From 17 to 23 August, Wound Awareness Week will see Wounds Australia provide its expanded suite of resources and services for all clinicians, as well as their members. The goal of the Week is to build the expertise and pathways for healthcare professionals to deliver excellent care, and the satisfaction of knowing they’ve made a difference in someone’s life.
Stress and anxiety about chronic wounds

Whether in hospital or at home, patients are likely to feel distressed about their chronic wound. They offer suffer embarrassment because of the odour or drainage from the wound. Contact with family and friends often decreases, leaving many feeling alone and isolated. 

Health care professionals should not underestimate how important a partner they can be in their patient’s care and recovery. By acknowledging their patients’ discomfort and stigma, they can help to explore options for emotional and psychological support.

Pain and chronic wounds

Chronic wounds can be extremely painful, leading to slower healing. In addition to constant background pain, treatment often hurts and many patients report anticipatory pain before treatment even commences. 

While healthcare professionals understand managing and reducing pain is important to healing, conversations and assessment of pain and analgesia should continue until treatment ends.

Financial impact of chronic wounds

The cost of dressings and treatment is unaffordable for some people, especially those on fixed incomes and pensions. In addition to the emotional stress, not receiving the most appropriate wound treatment means healing can be delayed. 

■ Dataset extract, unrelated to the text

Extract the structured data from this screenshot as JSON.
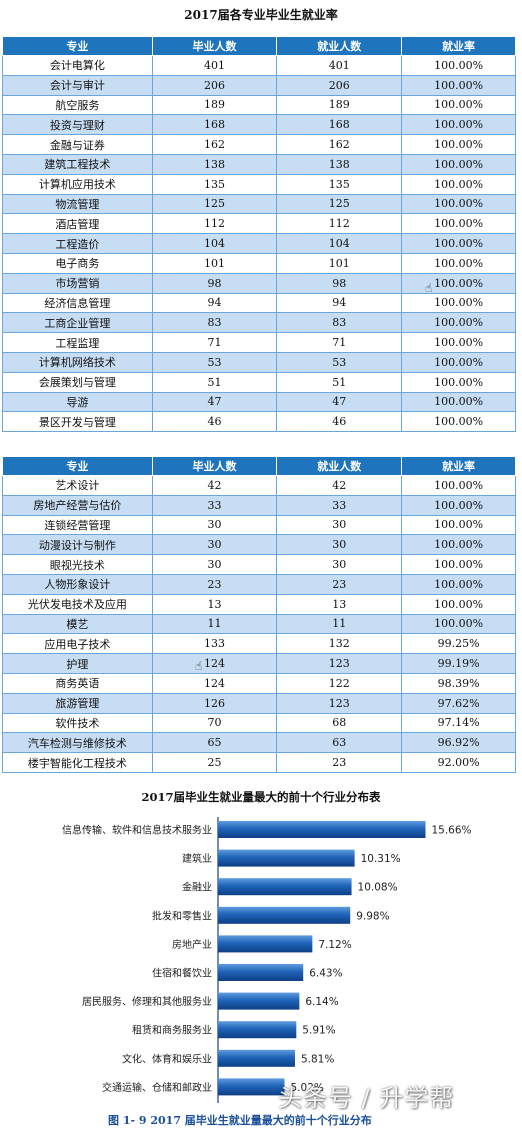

Rather than avoiding a conversation about finances, health professionals can discuss treatment options and help patients to understand the impact of treatment on healing time. If they understand some treatments can deliver faster healing and prevent longer term costs, patients may feel more in control of their health decisions. 

A team approach to chronic wound care

Some wounds require specialist care from more than one type of health professional.

For example, a diabetic ulcer might require input from a specialist doctor or GP, as well as a wound care nurse, a podiatrist or diabetes educator. Health care professionals should explain the reason for involvement of each team member to their patient.

Delivering clear and trustworthy advice will improve relationships with patients and their health outcomes.